Je ne me suis pas laissé le choix. Comme pour tout le monde, il y a eu une phase de déni, d’incompréhension, et puis la chose acceptée, je me suis appareillé.
Vous avez un casting cinq étoiles !
C’est vrai et j’en suis heureux. Avec Sandrine Kiberlin, nous sommes amis depuis vingt ans et j’avais envie depuis longtemps de travailler avec elle. Tout comme Emmanuelle Bedos. C’est une magnifique comédienne. François Berléand, je ne le connaissais pas. J’aimais le comédien mais j’en cherchais un plus jeune. En fait, je me suis dit que ce n’était pas indispensable et je l’ai appelé. Il y a eu une complicité immédiate entre nous. Il sait tout jouer ce type ! La petite Manon, ce n’était pas mon premier choix et pourtant c’était une évidence. Jouer une petite fille muette, ce n’était pas facile mais elle a tout de suite choppé le truc. Je pense qu’on la retrouvera très vite. Marthe, je trouve qu’elle ressemble à ma grand-mère ! Elle ne voulait plus jouer mais j’ai su la convaincre. Elle joue avec finesse une femme qui a d’évidence la maladie d’Alzheimer mais qui sait en jouer quelquefois…

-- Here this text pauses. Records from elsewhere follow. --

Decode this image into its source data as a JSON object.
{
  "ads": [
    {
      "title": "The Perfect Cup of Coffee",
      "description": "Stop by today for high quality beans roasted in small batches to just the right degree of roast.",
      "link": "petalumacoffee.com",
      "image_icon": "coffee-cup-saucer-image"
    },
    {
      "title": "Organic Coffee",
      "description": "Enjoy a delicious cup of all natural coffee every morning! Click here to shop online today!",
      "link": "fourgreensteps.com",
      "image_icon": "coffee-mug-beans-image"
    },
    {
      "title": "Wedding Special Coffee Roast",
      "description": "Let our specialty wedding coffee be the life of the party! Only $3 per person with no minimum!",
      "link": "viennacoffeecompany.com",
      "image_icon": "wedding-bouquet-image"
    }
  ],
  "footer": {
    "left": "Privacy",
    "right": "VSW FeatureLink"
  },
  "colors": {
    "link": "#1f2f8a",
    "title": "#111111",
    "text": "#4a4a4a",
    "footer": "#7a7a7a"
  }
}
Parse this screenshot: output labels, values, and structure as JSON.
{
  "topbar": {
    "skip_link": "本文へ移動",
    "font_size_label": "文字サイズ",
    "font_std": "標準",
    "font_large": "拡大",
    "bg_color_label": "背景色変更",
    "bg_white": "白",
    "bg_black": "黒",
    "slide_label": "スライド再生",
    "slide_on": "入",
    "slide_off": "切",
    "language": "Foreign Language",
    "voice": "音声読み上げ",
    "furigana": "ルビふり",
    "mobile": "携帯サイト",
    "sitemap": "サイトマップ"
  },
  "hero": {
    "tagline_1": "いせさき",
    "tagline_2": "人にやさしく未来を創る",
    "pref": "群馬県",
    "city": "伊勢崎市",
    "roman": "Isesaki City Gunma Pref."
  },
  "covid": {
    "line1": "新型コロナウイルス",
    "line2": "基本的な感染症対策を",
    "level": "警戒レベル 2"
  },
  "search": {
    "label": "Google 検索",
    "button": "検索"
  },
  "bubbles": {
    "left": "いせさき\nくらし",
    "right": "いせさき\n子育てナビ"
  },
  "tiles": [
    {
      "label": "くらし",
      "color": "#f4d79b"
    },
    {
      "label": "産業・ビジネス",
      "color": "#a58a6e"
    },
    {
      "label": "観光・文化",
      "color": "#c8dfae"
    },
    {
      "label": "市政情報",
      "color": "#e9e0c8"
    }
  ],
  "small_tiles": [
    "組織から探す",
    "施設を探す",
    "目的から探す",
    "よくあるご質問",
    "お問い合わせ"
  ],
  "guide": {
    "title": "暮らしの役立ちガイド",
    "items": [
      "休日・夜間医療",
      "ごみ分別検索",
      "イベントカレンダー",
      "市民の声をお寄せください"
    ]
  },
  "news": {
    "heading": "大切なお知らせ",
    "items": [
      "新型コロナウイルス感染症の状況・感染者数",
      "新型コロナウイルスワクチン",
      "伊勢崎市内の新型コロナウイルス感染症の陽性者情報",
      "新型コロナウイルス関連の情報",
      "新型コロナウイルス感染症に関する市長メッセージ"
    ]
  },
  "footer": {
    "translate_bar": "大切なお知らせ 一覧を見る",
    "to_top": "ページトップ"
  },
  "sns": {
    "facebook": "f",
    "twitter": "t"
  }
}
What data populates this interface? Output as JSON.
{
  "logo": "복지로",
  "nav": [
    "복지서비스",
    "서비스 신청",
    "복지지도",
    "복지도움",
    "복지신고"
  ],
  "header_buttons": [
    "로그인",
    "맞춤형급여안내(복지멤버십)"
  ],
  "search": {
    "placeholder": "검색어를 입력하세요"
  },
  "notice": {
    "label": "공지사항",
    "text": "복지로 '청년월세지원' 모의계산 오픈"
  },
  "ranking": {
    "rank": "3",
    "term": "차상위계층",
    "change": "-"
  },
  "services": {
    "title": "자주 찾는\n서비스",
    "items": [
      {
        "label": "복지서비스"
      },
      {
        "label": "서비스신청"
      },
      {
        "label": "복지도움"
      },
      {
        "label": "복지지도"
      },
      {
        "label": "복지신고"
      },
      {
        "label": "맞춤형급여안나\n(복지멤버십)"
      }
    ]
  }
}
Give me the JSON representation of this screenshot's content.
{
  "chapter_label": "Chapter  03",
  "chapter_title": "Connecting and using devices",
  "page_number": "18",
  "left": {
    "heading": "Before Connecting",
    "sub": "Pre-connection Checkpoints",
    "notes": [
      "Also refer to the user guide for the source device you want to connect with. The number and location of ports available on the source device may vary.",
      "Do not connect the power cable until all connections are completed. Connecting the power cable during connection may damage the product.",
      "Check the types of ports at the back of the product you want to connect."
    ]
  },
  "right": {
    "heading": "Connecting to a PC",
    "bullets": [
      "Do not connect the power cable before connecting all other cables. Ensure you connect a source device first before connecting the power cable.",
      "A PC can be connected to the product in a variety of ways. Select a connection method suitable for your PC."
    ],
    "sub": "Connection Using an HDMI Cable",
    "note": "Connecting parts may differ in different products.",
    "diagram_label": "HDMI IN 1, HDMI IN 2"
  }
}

J’ai envie de travailler avec des personnes sensibles et d’avoir en moi cette petite musique.
J’ai envie de travailler avec des gens que j’admire et que j’aime. Former une famille autour de moi.
C’est un film qui parle de la solitude, de l’incompréhension…
C’est surtout un film qui parle de nous tous, de ces passages de vie qu’on traverse, de situations qu’on a tous eue ou qu’on peut vivre, auxquelles on a pu être confrontés. Ça parle aussi du rapport à soi-même, à sa façon d’apprendre à s’estimer, à se respecter.
Moi-même, j’ai beaucoup appris de moi, j’ai pu et je peux apprécier le silence, j’ai appris à être attentif au regard des autres.
L’aide auditive peut être très agressive. Certains ont renoncé. Tout est amplifié, même tous les bruits alentours qui sont autant d’agressions .On a du mal à s’adapter.  Il faut persister, se laisser le temps. J’ai dû mettre quelque trois mois à m’adapter.
Etre scénariste, réalisateur, comédien… Vous accumulez les difficultés !
C’est vrai qu’il y a quelques difficultés à se filmer soi-même ! Ça rend un peu schizophrène !
Mais il faut faire la part des choses : réaliser en ne pensant qu’aux comédiens, jouer sans penser à la caméra. Mais après des années de métier, c’est un pur plaisir et à chaque fois un petit miracle !
A chaque séquence tournée, je retrouvais ma place de comédien ou de réalisateur sans problème.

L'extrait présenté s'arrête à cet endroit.